Killick entró con la cafetera suspendida en un elegante cardán y dos jarras gruesas y resistentes que se usaban cuando hacía mal tiempo y que habían sido muy útiles en muchas furiosas marejadas. Comprendió la situación inmediatamente y, en voz bastante alta y un tono más didáctico que lo habitual, le recordó a Stephen que siempre debía estar alerta al tiempo que hacía y usar una mano para él y otra para el barco.
—¡Su mejor peluca de rizos destrozada y sucia! —añadió, llevándosela.
—Cuando hayamos tomado el café, me quitaré la ropa de gala y subiré a la cubierta —dijo Jack—. Como seguramente por la noche habrá demasiada agitación para tocar música, ¿qué te parece si jugamos al chaquete?
—Muy bien —respondió Stephen.
Durante muchos años habían jugado al ajedrez con bastante similar fortuna, pero se concentraban tanto en el juego para no perder que a veces parecía más un trabajo que un pasatiempo. Además, como eran muy íntimos amigos, a veces el remordimiento de haber ganado al otro empañaba la alegría del triunfo. También habían jugado al juego de los cientos innumerables veces, pero la suerte acompañaba tan a menudo a Stephen, proporcionándole muy buenas cartas y secuencias, que las partidas resultaban aburridas. A ambos les gustaba el chaquete porque ganar dependía en gran medida del lanzamiento de los dados, por lo que no causaba vergüenza perder, y porque, al mismo tiempo, era un juego en que podían demostrarse las habilidades lo suficiente como para que uno pudiera sentirse satisfecho con la victoria. Además de las mesas normales, tenían otras apropiadas para el mal tiempo que iban sujetas a cabillas, y Stephen las había colocado mucho antes que regresara Jack, mojado y con el pelo cubriéndole un lado de la cara.

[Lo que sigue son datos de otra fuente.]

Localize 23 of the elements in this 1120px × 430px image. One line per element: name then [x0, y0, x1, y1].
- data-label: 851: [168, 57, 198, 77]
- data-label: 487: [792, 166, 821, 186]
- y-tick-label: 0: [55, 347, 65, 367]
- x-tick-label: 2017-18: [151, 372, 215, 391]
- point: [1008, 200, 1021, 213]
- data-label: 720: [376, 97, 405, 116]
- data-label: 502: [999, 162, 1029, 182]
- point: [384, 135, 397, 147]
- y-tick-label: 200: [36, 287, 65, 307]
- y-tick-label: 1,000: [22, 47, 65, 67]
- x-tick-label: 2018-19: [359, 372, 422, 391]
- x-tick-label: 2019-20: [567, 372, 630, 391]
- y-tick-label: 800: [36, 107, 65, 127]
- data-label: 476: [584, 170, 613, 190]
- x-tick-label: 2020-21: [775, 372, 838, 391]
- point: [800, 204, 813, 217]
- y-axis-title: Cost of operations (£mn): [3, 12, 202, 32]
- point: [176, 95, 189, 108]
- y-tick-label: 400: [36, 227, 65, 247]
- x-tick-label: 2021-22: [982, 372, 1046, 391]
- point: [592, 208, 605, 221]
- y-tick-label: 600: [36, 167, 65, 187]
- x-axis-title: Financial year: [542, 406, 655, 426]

—Creo que vas a pasar una noche tranquila —dijo—. El viento se ha entablado en el sursuroeste, navegando con rumbo noreste cuarta al norte con las gavias y las mayores arrizadas estaremos mejor.
Entró en el jardín, se secó y luego salió y dijo:
—Y si el barómetro no miente, tendremos mal tiempo por un buen rato. A su tiempo maduran las uvas, ya sabes. Una ráfaga de viento se llevó mi sombrero, un estupendo sombrero de Lock con cintas doradas y todo, pero un viento así es bienvenido, y una docena también. Ver el barómetro bajar y la perspectiva de que bajará aún más nunca me habían alegrado tanto.
—Ocultas tu alegría muy bien, amigo mío.
—Pero si estoy muy contento. Tal vez parezca un poco preocupado, y lo estoy, sobre todo porque he comido excesivamente en vuestro espléndido banquete, pero, al mismo tiempo, te aseguro que estoy muy contento de que haya una tempestad porque es posible que lleve la fragata hasta las islas Tonga. Pase lo que pase, pienso ocuparme del gobierno de la fragata y mantener a todos los marineros ocupados, muy ocupados, día y noche. No más inactividad ni bromas… Creo que te toca empezar.